Pertaruhan apakah nanti ia akan benar-benar intens dalam studinya itu, atau
menyerah pada realitas yang seolah-olah tak dapat menghendaki sebuah pemikiran
Marxis tumbuh subur melampai tradisi keilmuan yang sudah sejak dulu
dikembangkan sebagai kurikulum pesantren itu sendiri. Tapi bagi saya, santri
(saat ini) harus menjadi Marxis. Hal ini bertolak dari kosmologi kaum santri
yang kini sudah nyaris sirna elastisitasnya dan paradigma kritisnya.
***
Mengapa santri
harus menjadi Marxis? Tentu bukan untuk membangun serikat buruh dan bermaksud
melenyapkan tradisi keilmuan pesantren, yang oleh Wali Songo dan para kiai-kiai
sepuh sudah dipraktikkan sejak Islam menginjakkan petamakali di bumi Nusantara ini.

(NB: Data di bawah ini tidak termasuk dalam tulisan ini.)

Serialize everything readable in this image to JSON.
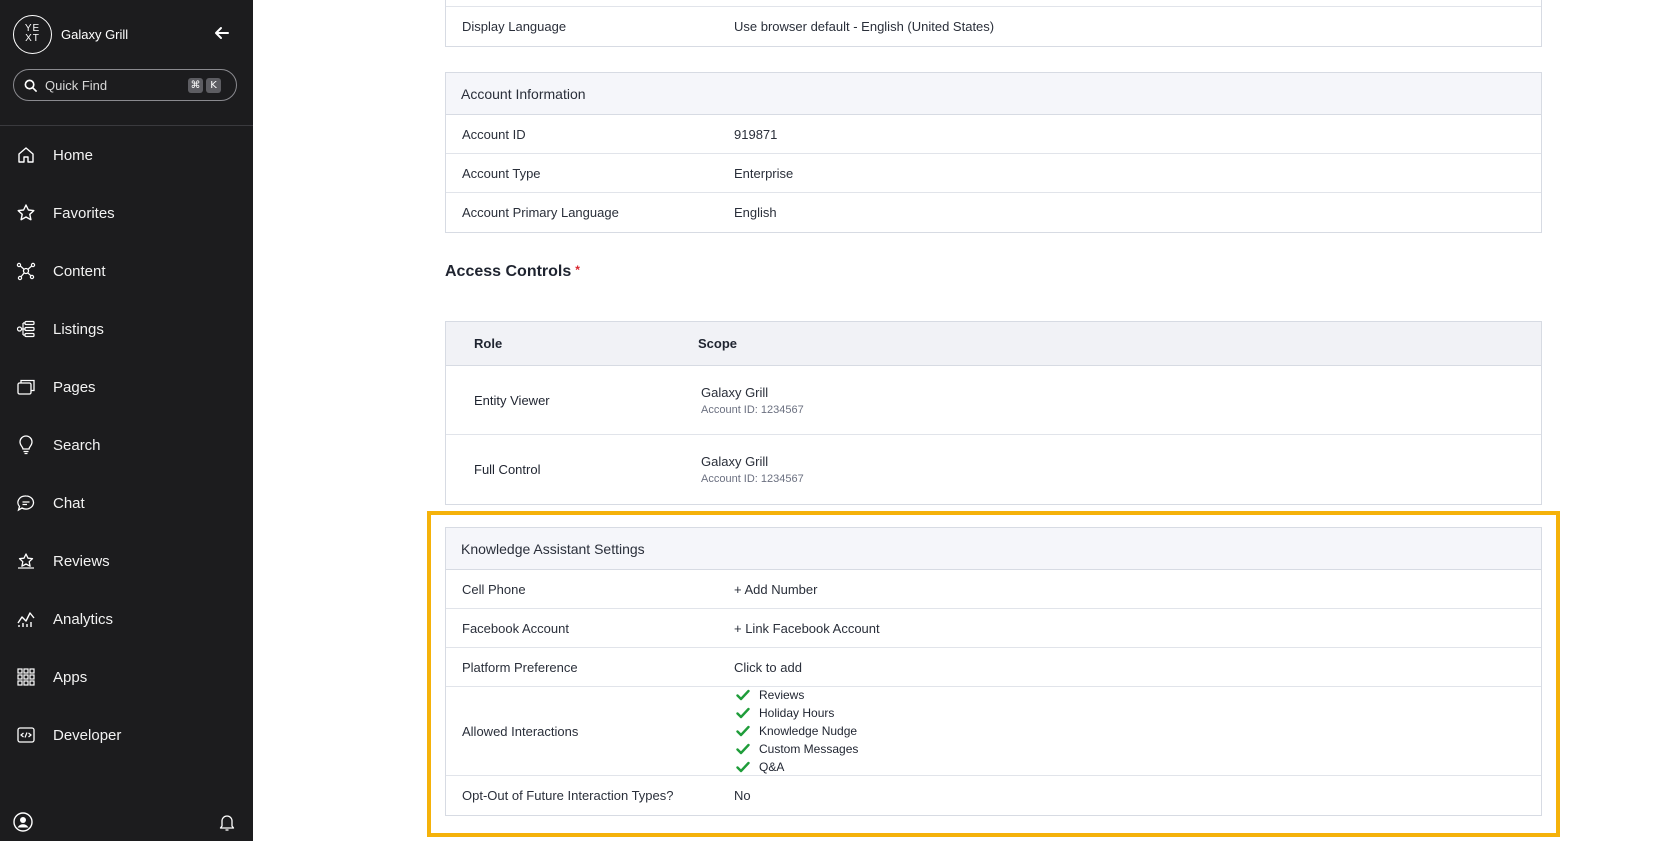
{
  "sidebar": {
    "logo_text": "YEXT",
    "brand_name": "Galaxy Grill",
    "quickfind_placeholder": "Quick Find",
    "shortcut_keys": [
      "⌘",
      "K"
    ],
    "items": [
      {
        "label": "Home",
        "icon": "home-icon"
      },
      {
        "label": "Favorites",
        "icon": "star-icon"
      },
      {
        "label": "Content",
        "icon": "content-icon"
      },
      {
        "label": "Listings",
        "icon": "listings-icon"
      },
      {
        "label": "Pages",
        "icon": "pages-icon"
      },
      {
        "label": "Search",
        "icon": "lightbulb-icon"
      },
      {
        "label": "Chat",
        "icon": "chat-icon"
      },
      {
        "label": "Reviews",
        "icon": "reviews-icon"
      },
      {
        "label": "Analytics",
        "icon": "analytics-icon"
      },
      {
        "label": "Apps",
        "icon": "apps-grid-icon"
      },
      {
        "label": "Developer",
        "icon": "developer-icon"
      }
    ]
  },
  "preferences": {
    "display_language_label": "Display Language",
    "display_language_value": "Use browser default - English (United States)"
  },
  "account_information": {
    "title": "Account Information",
    "rows": [
      {
        "label": "Account ID",
        "value": "919871"
      },
      {
        "label": "Account Type",
        "value": "Enterprise"
      },
      {
        "label": "Account Primary Language",
        "value": "English"
      }
    ]
  },
  "access_controls": {
    "title": "Access Controls",
    "required_mark": "*",
    "columns": [
      "Role",
      "Scope"
    ],
    "rows": [
      {
        "role": "Entity Viewer",
        "scope_name": "Galaxy Grill",
        "scope_sub": "Account ID: 1234567"
      },
      {
        "role": "Full Control",
        "scope_name": "Galaxy Grill",
        "scope_sub": "Account ID: 1234567"
      }
    ]
  },
  "knowledge_assistant": {
    "title": "Knowledge Assistant Settings",
    "cell_phone_label": "Cell Phone",
    "cell_phone_action": "+ Add Number",
    "facebook_label": "Facebook Account",
    "facebook_action": "+ Link Facebook Account",
    "platform_label": "Platform Preference",
    "platform_value": "Click to add",
    "allowed_label": "Allowed Interactions",
    "allowed_items": [
      "Reviews",
      "Holiday Hours",
      "Knowledge Nudge",
      "Custom Messages",
      "Q&A"
    ],
    "optout_label": "Opt-Out of Future Interaction Types?",
    "optout_value": "No"
  },
  "colors": {
    "sidebar_bg": "#1c1c1e",
    "highlight": "#f5b20a",
    "link": "#5a55d6",
    "check": "#1f9d3a",
    "required": "#d9262e"
  }
}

Alasan vital santri harus menjadi Marxis, adalah berdasarkan situasi santri itu sendiri. Satu konstelasi ekonomi-politik yang
meletakkan posisi santri sebagai kelas proletar yang terpinggirkan.
Bertahan dalam tradisionalitas, hanya akan membuat
santri diam dalam penderitaan yang tak ia sadari. Pradigma tradisional
pesantren terlalu “purba” untuk merangkai gerakan
yang secara agresif, kuat dan revolusioner. Sebagai
strategi sosial, “tradisionalisme pesantren” terlalu lugu untuk bersaing dengan
wacana atau bahkan praktik-praktik kapitalisme global. Pada fase inilah,
Marxisme menjadi kebutuhan untuk merekonstruksi strategi gerakan para santri—atau dalam hal ini Islam—di tengah
struktur masyarakat yang modern-kapital.
Maka dari itu, bagi
santri yang belajar Marxisme, berati ia juga harus mengupayakan—yang tentu tak
sederhana—mempertemukan gagasan religius keagamaan—atau lebih spesifik keIslaman—denagan
prangkat metodologi Marxisme. Eksperimentasi intelektual ini, di Indonesia sudah
pernah dilakukan oleh beberapa orang yang lahir dari kultur pesantren, termasuk
dulu yang pernah dilakukan oleh KH. Abdurrahman Wahid. Gus Dur pernah menulis artikel
pendek tentang, “Pandangan Islam Tentang Marxisme-Leninisme”,[1] tahun 1982. Dewasa
ini, dilajutkan oleh Muhammad Al-Fayyadl,[2]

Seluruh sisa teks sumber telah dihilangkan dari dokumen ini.